[XSL-LIST Mailing List Archive Home] [By Thread] [By Date]

[xsl] Streaming and mapping plain text


Subject: [xsl] Streaming and mapping plain text
From: Wendell Piez <wapiez@xxxxxxxxxxxxxxx>
Date: Tue, 17 Sep 2013 15:25:09 -0400

Hi,

Like Roger, I have some questions about streaming in XSLT 3.0.

Consider the problem of the classic mapping of CSV into XML. Assume we
have files over 1GB in size, so we wish to stream.

Assume also that the lines in the CSV input need to be grouped --
outputs will be XMLs containing data sets from adjacent lines, based
on common values in a designatedd field in those lines.
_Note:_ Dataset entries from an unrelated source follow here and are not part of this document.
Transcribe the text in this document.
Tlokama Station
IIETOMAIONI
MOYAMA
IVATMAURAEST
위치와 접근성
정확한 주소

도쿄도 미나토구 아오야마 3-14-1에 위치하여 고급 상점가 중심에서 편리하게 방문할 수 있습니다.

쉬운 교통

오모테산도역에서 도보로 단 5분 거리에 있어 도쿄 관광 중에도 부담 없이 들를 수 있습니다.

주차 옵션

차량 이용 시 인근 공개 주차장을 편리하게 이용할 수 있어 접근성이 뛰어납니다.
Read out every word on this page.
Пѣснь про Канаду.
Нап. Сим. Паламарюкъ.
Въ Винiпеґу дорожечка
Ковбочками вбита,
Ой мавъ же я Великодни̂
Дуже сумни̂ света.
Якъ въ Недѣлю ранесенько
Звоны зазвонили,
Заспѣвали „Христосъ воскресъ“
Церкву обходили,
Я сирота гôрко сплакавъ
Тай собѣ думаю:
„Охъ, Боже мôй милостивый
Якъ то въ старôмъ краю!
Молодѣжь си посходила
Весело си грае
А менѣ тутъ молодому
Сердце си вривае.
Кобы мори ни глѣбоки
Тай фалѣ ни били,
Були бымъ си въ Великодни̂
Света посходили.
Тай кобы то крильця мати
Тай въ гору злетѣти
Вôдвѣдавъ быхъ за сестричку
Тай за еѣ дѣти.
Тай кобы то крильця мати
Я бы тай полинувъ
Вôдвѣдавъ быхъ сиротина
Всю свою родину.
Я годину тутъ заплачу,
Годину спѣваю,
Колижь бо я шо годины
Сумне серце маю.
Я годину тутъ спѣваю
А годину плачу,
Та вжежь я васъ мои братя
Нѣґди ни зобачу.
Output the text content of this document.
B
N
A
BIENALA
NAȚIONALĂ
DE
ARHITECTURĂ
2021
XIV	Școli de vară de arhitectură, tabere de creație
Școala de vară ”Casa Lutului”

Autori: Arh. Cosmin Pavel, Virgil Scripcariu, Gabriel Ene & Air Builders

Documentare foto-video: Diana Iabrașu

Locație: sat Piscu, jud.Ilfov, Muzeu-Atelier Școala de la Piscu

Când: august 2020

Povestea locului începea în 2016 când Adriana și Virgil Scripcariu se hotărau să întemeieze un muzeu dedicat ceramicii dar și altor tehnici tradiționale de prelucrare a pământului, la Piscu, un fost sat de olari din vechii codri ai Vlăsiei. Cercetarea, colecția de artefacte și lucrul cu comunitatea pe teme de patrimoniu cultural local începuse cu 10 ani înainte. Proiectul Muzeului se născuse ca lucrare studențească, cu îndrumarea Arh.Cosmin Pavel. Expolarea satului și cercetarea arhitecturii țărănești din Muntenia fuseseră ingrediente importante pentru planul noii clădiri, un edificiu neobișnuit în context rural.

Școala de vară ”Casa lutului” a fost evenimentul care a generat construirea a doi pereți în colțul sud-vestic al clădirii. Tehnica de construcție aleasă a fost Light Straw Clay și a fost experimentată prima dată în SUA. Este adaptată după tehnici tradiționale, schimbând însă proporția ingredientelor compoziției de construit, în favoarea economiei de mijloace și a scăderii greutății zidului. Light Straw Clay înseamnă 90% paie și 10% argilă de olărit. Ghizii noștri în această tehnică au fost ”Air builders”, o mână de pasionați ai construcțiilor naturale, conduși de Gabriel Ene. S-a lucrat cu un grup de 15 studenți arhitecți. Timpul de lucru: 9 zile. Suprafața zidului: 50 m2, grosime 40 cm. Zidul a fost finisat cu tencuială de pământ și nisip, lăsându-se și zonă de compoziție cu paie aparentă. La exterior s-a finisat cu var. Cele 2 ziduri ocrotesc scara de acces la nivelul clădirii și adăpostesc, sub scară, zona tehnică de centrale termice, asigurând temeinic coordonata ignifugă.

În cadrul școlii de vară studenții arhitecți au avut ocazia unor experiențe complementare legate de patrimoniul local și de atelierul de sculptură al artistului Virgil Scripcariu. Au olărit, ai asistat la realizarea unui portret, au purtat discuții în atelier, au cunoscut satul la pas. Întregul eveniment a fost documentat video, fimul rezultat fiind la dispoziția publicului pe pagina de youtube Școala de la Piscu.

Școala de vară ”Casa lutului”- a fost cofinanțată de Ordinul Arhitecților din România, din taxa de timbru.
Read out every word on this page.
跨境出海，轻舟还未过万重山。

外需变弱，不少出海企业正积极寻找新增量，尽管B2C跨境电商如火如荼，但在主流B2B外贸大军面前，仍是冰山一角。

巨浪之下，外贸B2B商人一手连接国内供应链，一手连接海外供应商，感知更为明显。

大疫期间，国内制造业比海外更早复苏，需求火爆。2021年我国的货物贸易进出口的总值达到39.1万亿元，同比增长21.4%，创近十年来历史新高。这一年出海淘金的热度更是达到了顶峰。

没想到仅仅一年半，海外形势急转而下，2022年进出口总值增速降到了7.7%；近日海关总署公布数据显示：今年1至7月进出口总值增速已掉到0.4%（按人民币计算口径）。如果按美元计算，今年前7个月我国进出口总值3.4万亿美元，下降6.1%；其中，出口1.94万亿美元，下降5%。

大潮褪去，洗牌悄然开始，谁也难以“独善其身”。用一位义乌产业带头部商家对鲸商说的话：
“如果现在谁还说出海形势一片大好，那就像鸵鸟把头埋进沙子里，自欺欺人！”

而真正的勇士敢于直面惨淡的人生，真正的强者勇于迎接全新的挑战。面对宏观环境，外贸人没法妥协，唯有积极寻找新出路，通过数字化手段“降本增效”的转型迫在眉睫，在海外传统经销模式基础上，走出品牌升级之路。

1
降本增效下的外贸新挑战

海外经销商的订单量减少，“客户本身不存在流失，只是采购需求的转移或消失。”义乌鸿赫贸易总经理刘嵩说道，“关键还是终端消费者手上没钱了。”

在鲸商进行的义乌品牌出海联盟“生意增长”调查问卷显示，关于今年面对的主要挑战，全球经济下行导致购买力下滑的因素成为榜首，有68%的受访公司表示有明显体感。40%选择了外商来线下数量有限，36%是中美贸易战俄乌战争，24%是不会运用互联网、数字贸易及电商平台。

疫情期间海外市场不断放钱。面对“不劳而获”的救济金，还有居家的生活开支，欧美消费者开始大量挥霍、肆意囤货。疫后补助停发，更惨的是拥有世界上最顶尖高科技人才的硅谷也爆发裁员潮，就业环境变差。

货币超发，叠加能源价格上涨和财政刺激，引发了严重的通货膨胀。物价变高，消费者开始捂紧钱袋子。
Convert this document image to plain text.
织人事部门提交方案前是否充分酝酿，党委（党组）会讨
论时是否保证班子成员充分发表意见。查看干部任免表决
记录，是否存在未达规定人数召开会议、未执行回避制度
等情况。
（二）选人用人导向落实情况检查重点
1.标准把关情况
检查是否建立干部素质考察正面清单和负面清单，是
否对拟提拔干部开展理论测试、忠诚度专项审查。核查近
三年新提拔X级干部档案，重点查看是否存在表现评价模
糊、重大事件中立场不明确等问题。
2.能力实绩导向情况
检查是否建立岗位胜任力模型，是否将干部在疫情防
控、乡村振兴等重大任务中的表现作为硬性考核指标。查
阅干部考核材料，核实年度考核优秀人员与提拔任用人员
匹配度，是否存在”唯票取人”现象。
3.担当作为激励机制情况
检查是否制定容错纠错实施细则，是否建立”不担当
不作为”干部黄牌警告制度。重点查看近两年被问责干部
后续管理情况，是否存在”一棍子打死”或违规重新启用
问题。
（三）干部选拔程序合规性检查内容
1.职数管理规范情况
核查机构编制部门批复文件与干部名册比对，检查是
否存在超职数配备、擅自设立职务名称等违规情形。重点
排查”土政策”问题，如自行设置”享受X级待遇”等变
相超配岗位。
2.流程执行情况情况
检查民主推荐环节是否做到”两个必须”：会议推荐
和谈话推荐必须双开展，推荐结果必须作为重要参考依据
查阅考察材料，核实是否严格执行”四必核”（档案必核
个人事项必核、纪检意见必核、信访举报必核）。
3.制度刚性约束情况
But which
field this is has to be parameterized, because not every CSV input
will have this cell in the same place in the row.

We can easily map each line to a sequence of cell elements:

<line><cell>1</cell><cell>2</cell><cell>3</cell></line>

Since we know the mapping we wish to use, we can also mark the cell we
wish to use to group:

<line><keycell>1</keycell><cell>2</cell><cell>3</cell></line>

(Maybe next time the second cell, not the first, will be keycell.)

Then we can group-adjacent select="keycell" over the lines to collect
our sequences of lines.

My question is how can this be streamed most effectively?

If I can stream to a stream, maybe the best way is first to stream the
lines, with the mapping I need to generate XML, and then stream the
lines into the sequences of grouped lines.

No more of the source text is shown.